Mike, you have to prepare for theses things, dude.

In particular, if Bay were a reader of this column, he would have known these rules for effective executive speeches.

1. Rehearse, rehearse, rehearse

2. At the very least, memorize your key points so you can wing it in case technology fails, or you simply lose your speech.

3. Never, ever wait till the last minute.

“Start Strong or Die” Thought Leadership from smartCEO

smartceo_logoIn my latest article on smartCEO, I offer some tips on how to avoid this presentation nightmare.

You’ve just been introduced to an expectant audience as the CEO of a dynamic company. Your listeners looks up at you standing at the podium. You see their friendly faces, waiting for your words. And then you start the presentation.

Before long you see the tell-tale signs that you’re losing them: glum expressions, shifting in the seats, the furtive glances at cell phones. Then you get nervous and start to show it. Before long, it’s clear the presentation you had such high hopes for has turned into a lost opportunity to engage an important audience.

You’ll find the complete article here.

 

Great CEO Speeches: An Interview with Jan Fox

Jan Fox

Jan Fox

Simply put, Jan Fox – speech coach extraordinaire, four time Emmy winner, author, and keynoter – is a dynamo. If you get a chance to hear one of her presentations, do NOT miss it! She’s amazingly engaging and informative. I recently had the chance to talk with her about the changing role of CEO speeches in the business world.

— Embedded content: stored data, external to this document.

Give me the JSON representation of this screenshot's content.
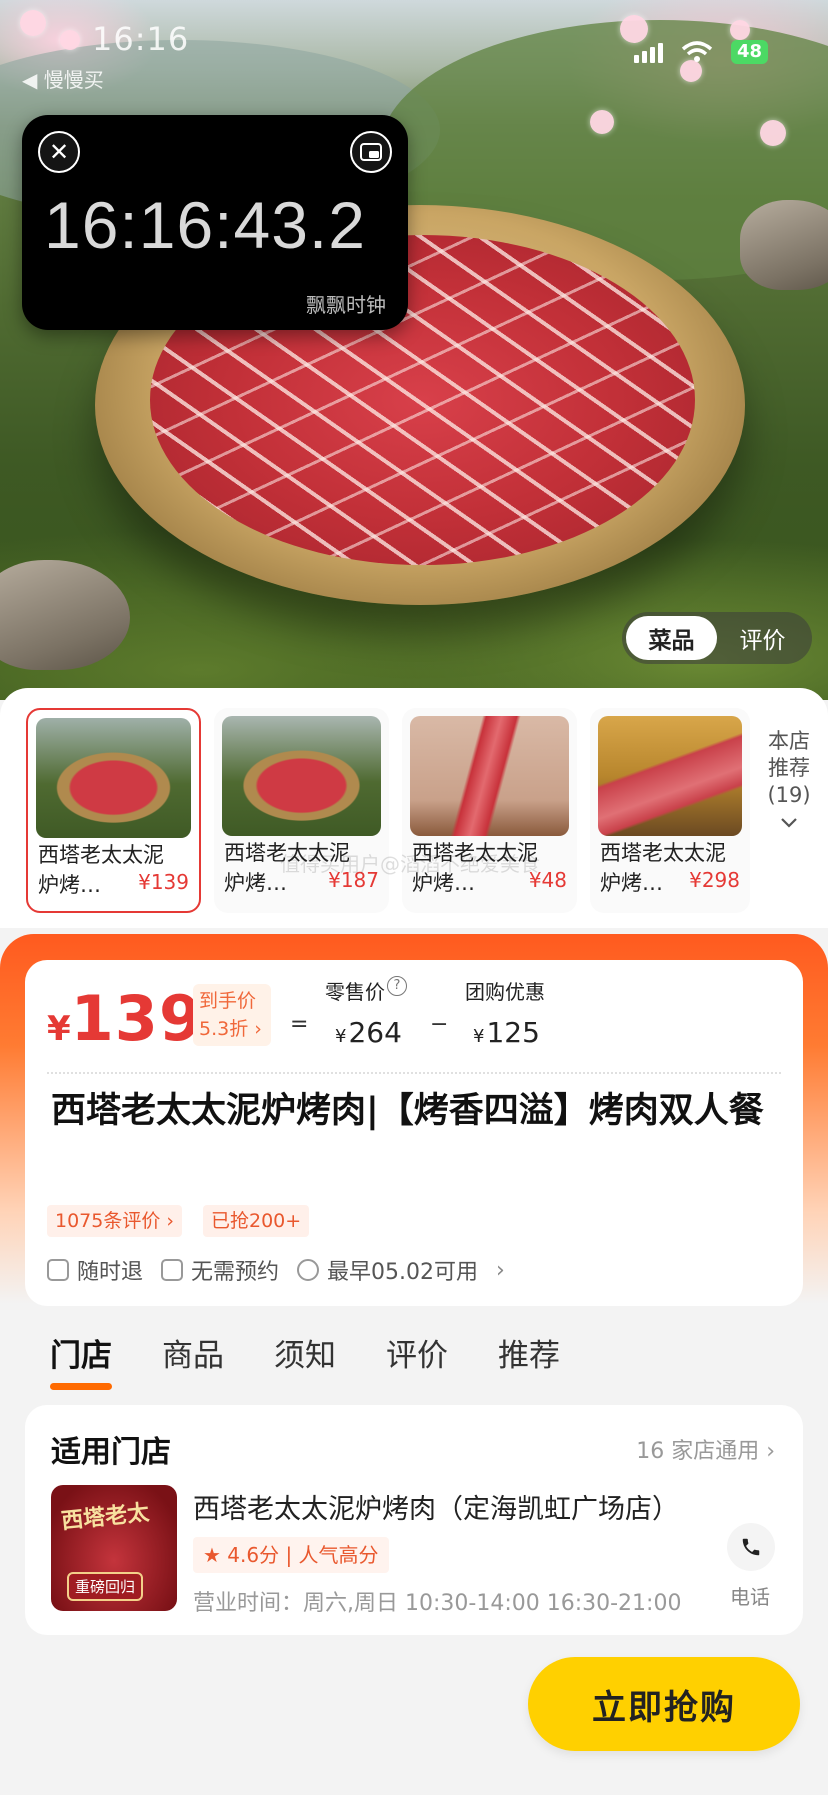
{
  "status_bar": {
    "time": "16:16",
    "back_app": "◀ 慢慢买",
    "battery": "48"
  },
  "floating_clock": {
    "time": "16:16:43.2",
    "label": "飘飘时钟"
  },
  "hero_tabs": [
    {
      "label": "菜品"
    },
    {
      "label": "评价"
    }
  ],
  "thumbnails": [
    {
      "name_line1": "西塔老太太泥",
      "name_line2": "炉烤…",
      "price": "¥139"
    },
    {
      "name_line1": "西塔老太太泥",
      "name_line2": "炉烤…",
      "price": "¥187"
    },
    {
      "name_line1": "西塔老太太泥",
      "name_line2": "炉烤…",
      "price": "¥48"
    },
    {
      "name_line1": "西塔老太太泥",
      "name_line2": "炉烤…",
      "price": "¥298"
    }
  ],
  "recommend": {
    "line1": "本店",
    "line2": "推荐",
    "count": "(19)"
  },
  "watermark": "值得买用户@滔滔不绝爱美食",
  "price_card": {
    "currency": "¥",
    "final_price": "139",
    "discount_line1": "到手价",
    "discount_line2": "5.3折",
    "retail_label": "零售价",
    "retail_currency": "¥",
    "retail_value": "264",
    "group_label": "团购优惠",
    "group_currency": "¥",
    "group_value": "125",
    "title": "西塔老太太泥炉烤肉|【烤香四溢】烤肉双人餐",
    "chip_reviews": "1075条评价",
    "chip_sold": "已抢200+",
    "feature_refund": "随时退",
    "feature_no_booking": "无需预约",
    "feature_earliest": "最早05.02可用"
  },
  "nav_tabs": [
    {
      "label": "门店"
    },
    {
      "label": "商品"
    },
    {
      "label": "须知"
    },
    {
      "label": "评价"
    },
    {
      "label": "推荐"
    }
  ],
  "store": {
    "heading": "适用门店",
    "count_text": "16 家店通用",
    "img_text": "西塔老太",
    "img_badge": "重磅回归",
    "name": "西塔老太太泥炉烤肉（定海凯虹广场店）",
    "rating": "4.6分 | 人气高分",
    "hours": "营业时间：周六,周日 10:30-14:00 16:30-21:00",
    "phone_label": "电话"
  },
  "buy_button": "立即抢购",
  "colors": {
    "accent_red": "#e53935",
    "accent_orange": "#ff6a00",
    "buy_yellow": "#ffd000"
  }
}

JP: How important is public speaking for an executive?

JF: Research shows that public speaking is the number one way to grow business. I think that’s especially true for a local business. The best advertising is face to face, so a CEO has to find a platform where he or she can speak to an audience. If a CEO is or wants to be a thought leader, it’s all the more important to be seen and heard.

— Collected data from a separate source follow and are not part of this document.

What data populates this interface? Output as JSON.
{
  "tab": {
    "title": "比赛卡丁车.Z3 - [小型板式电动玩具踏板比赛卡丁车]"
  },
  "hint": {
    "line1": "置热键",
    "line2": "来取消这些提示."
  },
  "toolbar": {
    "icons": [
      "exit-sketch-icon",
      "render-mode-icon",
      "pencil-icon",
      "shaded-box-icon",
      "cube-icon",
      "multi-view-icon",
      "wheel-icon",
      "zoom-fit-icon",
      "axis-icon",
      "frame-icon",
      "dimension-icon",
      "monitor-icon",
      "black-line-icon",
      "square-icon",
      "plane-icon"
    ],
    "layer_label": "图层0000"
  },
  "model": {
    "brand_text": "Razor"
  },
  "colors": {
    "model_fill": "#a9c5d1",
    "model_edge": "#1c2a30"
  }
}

JP: There have been a lot of changes in business and in communications technology in recent years. What impact have they had on CEO speeches?

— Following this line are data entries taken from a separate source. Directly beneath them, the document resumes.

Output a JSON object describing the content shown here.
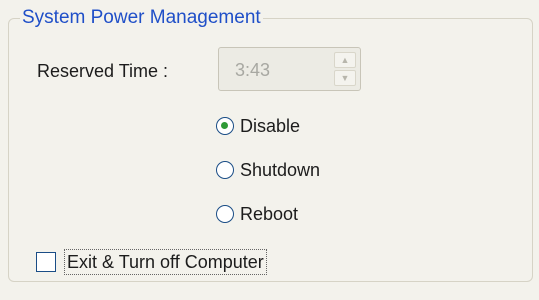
{
  "group": {
    "title": "System Power Management"
  },
  "reserved_time": {
    "label": "Reserved Time :",
    "value": "3:43",
    "enabled": false
  },
  "radio_options": [
    {
      "label": "Disable",
      "selected": true
    },
    {
      "label": "Shutdown",
      "selected": false
    },
    {
      "label": "Reboot",
      "selected": false
    }
  ],
  "checkbox": {
    "label": "Exit & Turn off Computer",
    "checked": false
  },
  "colors": {
    "title": "#1f4fc8",
    "radio_dot": "#2f9a36",
    "control_border": "#1a4d86",
    "background": "#f3f2ec"
  },
  "icons": {
    "spin_up": "up-arrow-icon",
    "spin_down": "down-arrow-icon"
  }
}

JF: Sequestration, the ups and downs of the economy, smaller staffs, bigger workloads…when there is so much change going on, how a top executive speaks about change will determine how the people will follow – employees, investors, customers.

At the same time, Twitter, Facebook, and other forms of social media have changed the way people respond to words. Now leaders have to be able to speak so their audiences can visualize what they’re talking about quickly. They have to speak in 12 -15 word sentences. Active voice. If they want the audience to remember anything they say, they have to use more stories. That can be very difficult for executives who are used to speaking in statistics and charts.

JP: As you know better than anyone, many CEOs are not only poor speakers, they are scared to even stand in front of an audience. How do you help them change?

JF: For me, the key is to find a starting point, to get my foot in the door. I never talk about the need to “get over your nerves,” I never use the phrases “self-confidence” or “self-esteem.”

Instead, I often coach from the outside in, looking for the small ways speakers are holding themselves in – clutching their elbows to their rib cages, crossing their hands over their belly buttons, their faces down as if to drool on their shoes. We make a few simple changes, they see themselves on a simple iphone video, and they start to feel more relaxed and confident.

JP: How do you build on those first small changes?

JF:I might have them throw away their script, and just write down a few words from each paragraph of the presentation. I’ll say, “Now just tell it to me.” I’ll show them how to build a visual power point – all pictures or graphics. They can look at the visual and say the whole speech without memorizing anything. They’re shocked that they can do it!

I’ll ask them, “What happens if you take a couple of steps to the right or left of the podium, and just tell people what you know, as if you were chatting with friends at a bar or in your living room?” They become “one of the group” – not alone at the front of the room.
At some point in the process — and you can never tell exactly where it will be – a light bulb comes on. They start to get it — to get comfortable with speaking. Once that light is on, everything else in the coaching process flows very smoothly. They won’t go back to being stiff, stilted, scared, and quickly forgotten.